Το έργο με τίτλο A genetic algorithm enhanced with Fuzzy-Logic for multi-objective Unmanned Aircraft Vehicle path planning missions από τον/τους δημιουργό/ούς Ntakolia Charis, Platanitis Konstantinos, Kladis Georgios P., Skliros Christos, Zagorianos Anastasios D. διατίθεται με την άδεια Creative Commons Αναφορά Δημιουργού 4.0 Διεθνές
Βιβλιογραφική Αναφορά
C. Ntakolia, K. S. Platanitis, G. P. Kladis, C. Skliros and A. D. Zagorianos, "A genetic algorithm enhanced with Fuzzy-Logic for multi-objective Unmanned Aircraft Vehicle path planning missions," in Proceedings of the 2022 International Conference on Unmanned Aircraft Systems (ICUAS 2022), Dubrovnik, Croatia, 2022, pp. 114-123, doi: 10.1109/ICUAS54217.2022.9836068.
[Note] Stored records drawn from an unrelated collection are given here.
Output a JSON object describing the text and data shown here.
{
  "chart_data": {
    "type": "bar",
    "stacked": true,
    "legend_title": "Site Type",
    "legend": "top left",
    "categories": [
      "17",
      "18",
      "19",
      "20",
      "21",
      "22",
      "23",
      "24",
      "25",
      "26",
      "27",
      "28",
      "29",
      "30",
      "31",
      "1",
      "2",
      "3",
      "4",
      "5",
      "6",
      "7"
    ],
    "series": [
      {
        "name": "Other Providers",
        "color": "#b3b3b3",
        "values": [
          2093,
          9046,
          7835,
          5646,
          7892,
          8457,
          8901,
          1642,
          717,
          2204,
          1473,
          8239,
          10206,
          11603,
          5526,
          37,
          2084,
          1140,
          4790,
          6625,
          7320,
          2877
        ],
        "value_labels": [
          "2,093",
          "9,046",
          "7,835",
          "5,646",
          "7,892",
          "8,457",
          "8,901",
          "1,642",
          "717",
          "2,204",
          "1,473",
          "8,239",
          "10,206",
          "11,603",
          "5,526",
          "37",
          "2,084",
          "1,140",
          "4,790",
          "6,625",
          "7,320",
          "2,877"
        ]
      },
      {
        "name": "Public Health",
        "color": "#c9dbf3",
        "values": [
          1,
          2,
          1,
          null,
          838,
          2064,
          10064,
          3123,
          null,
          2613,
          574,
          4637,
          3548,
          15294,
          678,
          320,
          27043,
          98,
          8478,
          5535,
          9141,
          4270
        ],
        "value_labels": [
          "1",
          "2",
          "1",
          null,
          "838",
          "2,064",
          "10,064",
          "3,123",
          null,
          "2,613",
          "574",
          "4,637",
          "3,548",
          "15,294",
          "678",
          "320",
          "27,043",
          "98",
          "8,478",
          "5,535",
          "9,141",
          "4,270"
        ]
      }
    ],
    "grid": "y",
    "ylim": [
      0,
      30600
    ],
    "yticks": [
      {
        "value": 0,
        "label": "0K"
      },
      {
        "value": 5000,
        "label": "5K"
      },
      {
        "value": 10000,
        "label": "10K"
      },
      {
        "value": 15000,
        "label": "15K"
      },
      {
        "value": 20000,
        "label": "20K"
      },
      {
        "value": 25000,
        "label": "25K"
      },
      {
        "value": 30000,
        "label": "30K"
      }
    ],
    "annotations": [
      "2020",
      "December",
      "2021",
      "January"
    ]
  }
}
https://doi.org/10.1109/ICUAS54217.2022.9836068
The fast growth of computational-intelligence and computer vision-based approaches in the field of robotics have initiated the development of novel unmanned aircraft vehicles (UAVs) with additional capabilities for mission-critical applications, such as fire detection or delivery services. Path planning is a crucial part of the automated operation of a UAV to find the optimal path from a starting point to a target-goal point, satisfying in parallel specific criteria and constraints. To this end, traditional path planning algorithms, such as graph-based, heuristics or metaheuristics, have been adopted to address this problem. However, the complex operational environment combined with the demand for energy efficiency have emerged the need for dynamic and multi-objective path planning meeting the special characteristics of a UAV flight. To address the above challenges, in this study a novel Genetic Algorithm (GA) enhanced with Fuzzy Logic (GAF) is developed for solving the UAV multi-objective path planning problem. The proposed algorithm aims to find an optimal path with respect to contradicted objective terms, such as distance, energy efficiency and path’s curvature. In the proposed developments, the novelty of GAF rises via a two-step procedure: (i) the evaluation stage of the energy efficiency of the paths; and (ii) the evaluation stage of the GA for the development of an energy efficient, smooth path of shortest possible traveled distance. The efficacy of the approach is illustrated via a comparative experimental evaluation.